My mother had been, at least. And her own parents. That’s what I’d told myself then. That’s how I’d lived with myself.

“She forgiven you?” Rowan asked.

I took a pull of my beer, thinking of the last few weeks, thinking of her trying to cook me dinner.

“Mostly,” I replied. “Which is more than I deserve.”

He clapped me on the back. “What you deserve is right there.” He nodded to Fiona.

“I’m not gonna agree with you on that,” I said. “But I’m gonna keep her. Keep them. Give them a life they deserve.”

Rowan nodded once. “It’s all we can do.”

We were silent for a couple of beats as I mused on the thing I’d been ruminating on since that day in the hospital.

“She had an ex who used to lay hands on her,” I said, still watching as Fiona squealed with laughter while Ana crawled on top of her. “After she had miscarriages. He pushed her down the stairs.” I gripped my bottle harder, not taking my eyes off Fiona’s smile, having to see it for myself because I couldn’t quite believe it. Couldn’t quite believeher.

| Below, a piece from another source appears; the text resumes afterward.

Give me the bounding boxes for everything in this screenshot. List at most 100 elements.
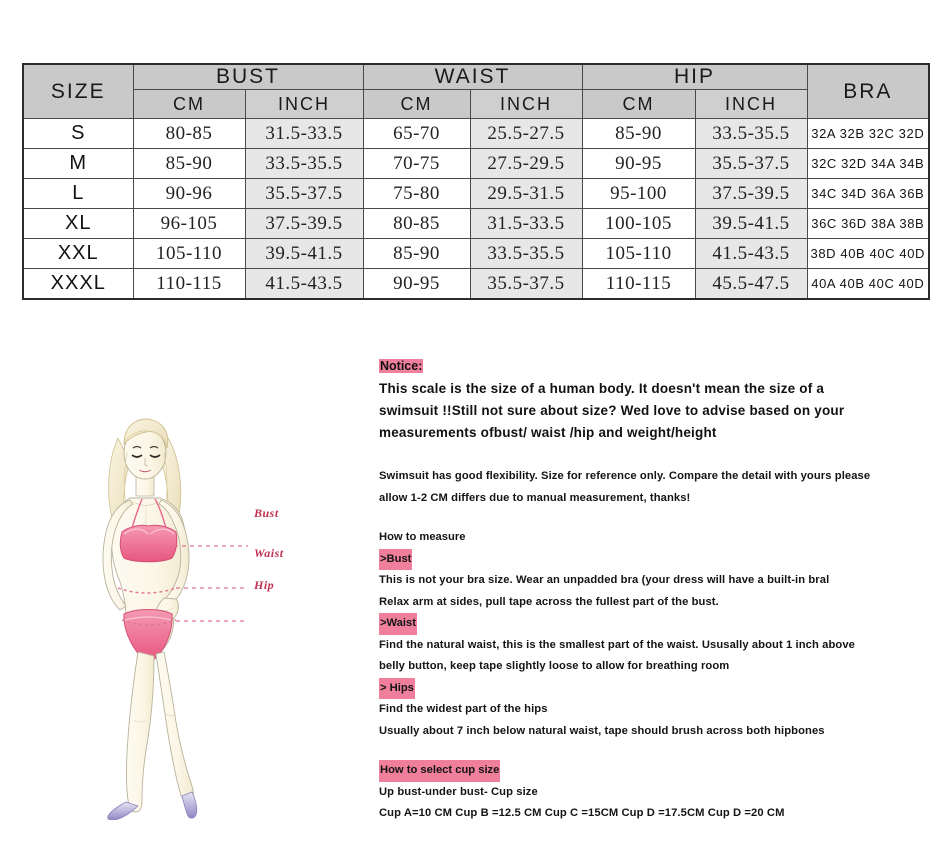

All the shit she went through, all the shit she still struggled with, you couldn’t tell it by looking at her. It didn’t dull her smile or darken her gaze.

Rowan was watching my wife, too, when I was brave enough to take my eyes off her. His face was impassive, but his nostrils flared, his mouth turned down. He was fond of Fiona, too, and whether or not Nora had already told him this information, me saying it out loud bothered him.

Not as much as it bothered me.

“Keeps me up at night,” I said, eyes going back to Fiona. “Thinking about him. On another continent. Living his life when he shouldn’t. Breathing when he shouldn’t.”

Since the second Fiona told me, I’d considered getting on a plane to kill him with my bare hands. I already knew where he lived. Some fucking mansion in Sydney. Married again. Rich as fuck. Family money.

Rowan and I had acquired certain skills while we were deployed, and we’d made certain connections. Connections with people who did not retire in Maine like we did. No, they got in even deeper with Uncle Sam, did all sorts of shit that the public was blissfully unaware of.

I still hadn’t ruled out a little trip Down Under. But that would mean I would have to leave Fiona. No way was I doing that while she was pregnant. But the thought of being on another continent from my wife and daughter filled me with anxiety too. The last time I’d done that, it hadn’t ended well.

And Fiona was waiting for that. For me to leave. I could see her bracing for it, not fully giving herself to me. Not fully trusting me. She didn’t talk about the future. She skirted around it. And that was on me.

“Who would it help?” Rowan asked me.

I looked at my friend.

“Who would killing him help?” he clarified. “She’s created a life far away from him, has thrown herself into it.” He nodded at Fiona. “Sure, I can say she’ll never forget him, never fully heal, but she’s not a woman who will let a man like that hold power over her.”

I clenched my fist. The fucker was right. Fiona was too damn stubborn. Too damn strong. Yeah, he’d wounded her. But he hadn’t broken her. No man would break my wife. Not even me.

“It’ll be for you,” Rowan continued. “Because you told her you wanted to do something, make it better for her, avenge her, and the only way you know how to do that is kill.” He looked inside to where his wife was finishing dessert. No one was allowed to help, despite her husband continually checking in. “How you help her is doing exactly what you’re doing right now.”